Plan 8 ayda 3 bin kişinin hayatına mal olan kanlı ayaklanmanın son bulması ve Esad rejiminin halkın beklentilerini yerine getirmesi için bir fırsat. Büyük ihtimalle de son fırsat...
Arap Birliği’nin Suriye liderine bu şartları kabul ettirebilmesi bir başarı. Ancak bu başarının ne kadar ömrü olacağını bir yandan Esad’ın, diğer yandan da muhaliflerin tavrı belirleyecek.
Anlaşmanın mürekkebi henüz kurumadan yer yer yeni çatışmaların çıkması ve gene kan dökülmesi, kötü bir işaret.
Görünüşe göre Esad yönetimi, şimdi silah kullanmakta olan göstericiler evlerine dönmedikçe, tankları geri çekmek istemeyecek... Protestocular ise Esad istifa etmedikçe direnişten vazgeçmeyecekler...
Bu kısır döngü kırılmazsa, Arap Birliği’nin barış planının uygulanması şansı oldukça zayıf görünüyor.

Türkiye artık taraf
Türkiye’nin Esad’ın bir dostu olarak devrede olduğu ve kendisine çıkış yolu için tavsiyelerde bulunduğu dönemde, belki krizi çözmek mümkün olabilirdi. Ne yazık ki Esad o fırsatı kaçırdı.
Bu arada Türkiye de tavır değiştirdi. Özellikle Başbakan Erdoğan, eski dostu Esad’ın verdiği sözleri yerine getirmemesine ve Türkiye’yi “aldatmış olması”na çok kızdı. Hükümet’in tavır değişikliğinde bu duygunun da etkisi var tabii...

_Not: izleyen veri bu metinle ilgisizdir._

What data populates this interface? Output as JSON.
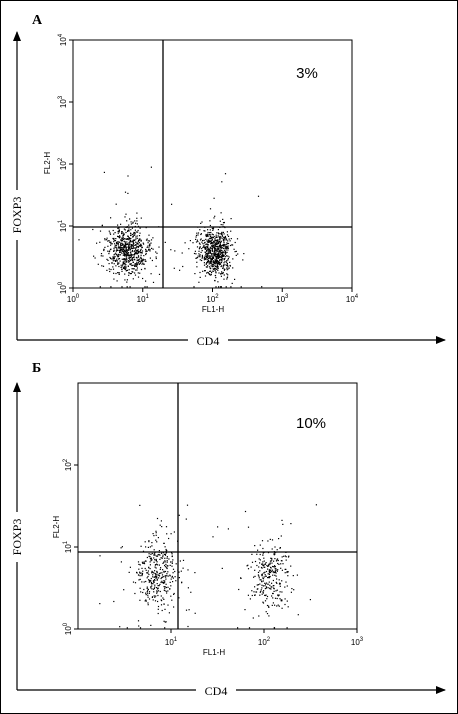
{
  "figure": {
    "panels": [
      {
        "id": "A",
        "panel_label": "А",
        "outer_ylabel": "FOXP3",
        "outer_xlabel": "CD4",
        "inner_ylabel": "FL2-H",
        "inner_xlabel": "FL1-H",
        "percent_label": "3%"
      },
      {
        "id": "B",
        "panel_label": "Б",
        "outer_ylabel": "FOXP3",
        "outer_xlabel": "CD4",
        "inner_ylabel": "FL2-H",
        "inner_xlabel": "FL1-H",
        "percent_label": "10%"
      }
    ]
  },
  "chart_data": [
    {
      "type": "scatter",
      "title": "А",
      "xlabel": "FL1-H",
      "ylabel": "FL2-H",
      "x_scale": "log",
      "y_scale": "log",
      "xlim": [
        1,
        10000
      ],
      "ylim": [
        1,
        10000
      ],
      "x_ticks": [
        {
          "base": "10",
          "exp": "0",
          "value": 1
        },
        {
          "base": "10",
          "exp": "1",
          "value": 10
        },
        {
          "base": "10",
          "exp": "2",
          "value": 100
        },
        {
          "base": "10",
          "exp": "3",
          "value": 1000
        },
        {
          "base": "10",
          "exp": "4",
          "value": 10000
        }
      ],
      "y_ticks": [
        {
          "base": "10",
          "exp": "0",
          "value": 1
        },
        {
          "base": "10",
          "exp": "1",
          "value": 10
        },
        {
          "base": "10",
          "exp": "2",
          "value": 100
        },
        {
          "base": "10",
          "exp": "3",
          "value": 1000
        },
        {
          "base": "10",
          "exp": "4",
          "value": 10000
        }
      ],
      "gate": {
        "x": 14,
        "y": 8
      },
      "quadrant_annotation": {
        "quadrant": "upper-right",
        "text": "3%"
      },
      "populations": [
        {
          "center": [
            6,
            4
          ],
          "spread_decades": [
            0.16,
            0.2
          ],
          "n": 650,
          "outliers": 50
        },
        {
          "center": [
            110,
            4
          ],
          "spread_decades": [
            0.12,
            0.2
          ],
          "n": 650,
          "outliers": 50
        }
      ],
      "grid": false
    },
    {
      "type": "scatter",
      "title": "Б",
      "xlabel": "FL1-H",
      "ylabel": "FL2-H",
      "x_scale": "log",
      "y_scale": "log",
      "xlim": [
        1,
        1000
      ],
      "ylim": [
        1,
        1000
      ],
      "x_ticks": [
        {
          "base": "10",
          "exp": "1",
          "value": 10
        },
        {
          "base": "10",
          "exp": "2",
          "value": 100
        },
        {
          "base": "10",
          "exp": "3",
          "value": 1000
        }
      ],
      "y_ticks": [
        {
          "base": "10",
          "exp": "0",
          "value": 1
        },
        {
          "base": "10",
          "exp": "1",
          "value": 10
        },
        {
          "base": "10",
          "exp": "2",
          "value": 100
        }
      ],
      "gate": {
        "x": 20,
        "y": 6
      },
      "quadrant_annotation": {
        "quadrant": "upper-right",
        "text": "10%"
      },
      "populations": [
        {
          "center": [
            7,
            4.5
          ],
          "spread_decades": [
            0.12,
            0.2
          ],
          "n": 340,
          "outliers": 40
        },
        {
          "center": [
            120,
            4.5
          ],
          "spread_decades": [
            0.1,
            0.2
          ],
          "n": 260,
          "outliers": 40
        }
      ],
      "grid": false
    }
  ]
}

Ama Ankara’nın Esad’a karşı kesin bir tavır almasında daha önemli faktörler rol oynadı. Bunlardan biri Dışişleri Bakanı Ahmet Davutoğlu’nun sıkça tekrarladığı “ilkesel duruş”tur. Bu hafta “İstanbul Forumu”nda konuşan Bakan, Arap dünyasındaki uyanış karşısında Türkiye’nin otoriter rejimlere karşı mücadele eden halklardan yana bir duruş sergilediğini belirtti. Bunun -halen Suriye’de olduğu gibi- bir “risk” taşıdığını da kabul etti. Ama sonuçta -Tunus, Mısır ve Libya’da görüldüğü gibi- halkın talep ve beklentilerinin galip geldiğini anımsattı.
Suriye konusunda bütün mesele halkın mı, yoksa şimdiki rejimin mi galip geleceğidir.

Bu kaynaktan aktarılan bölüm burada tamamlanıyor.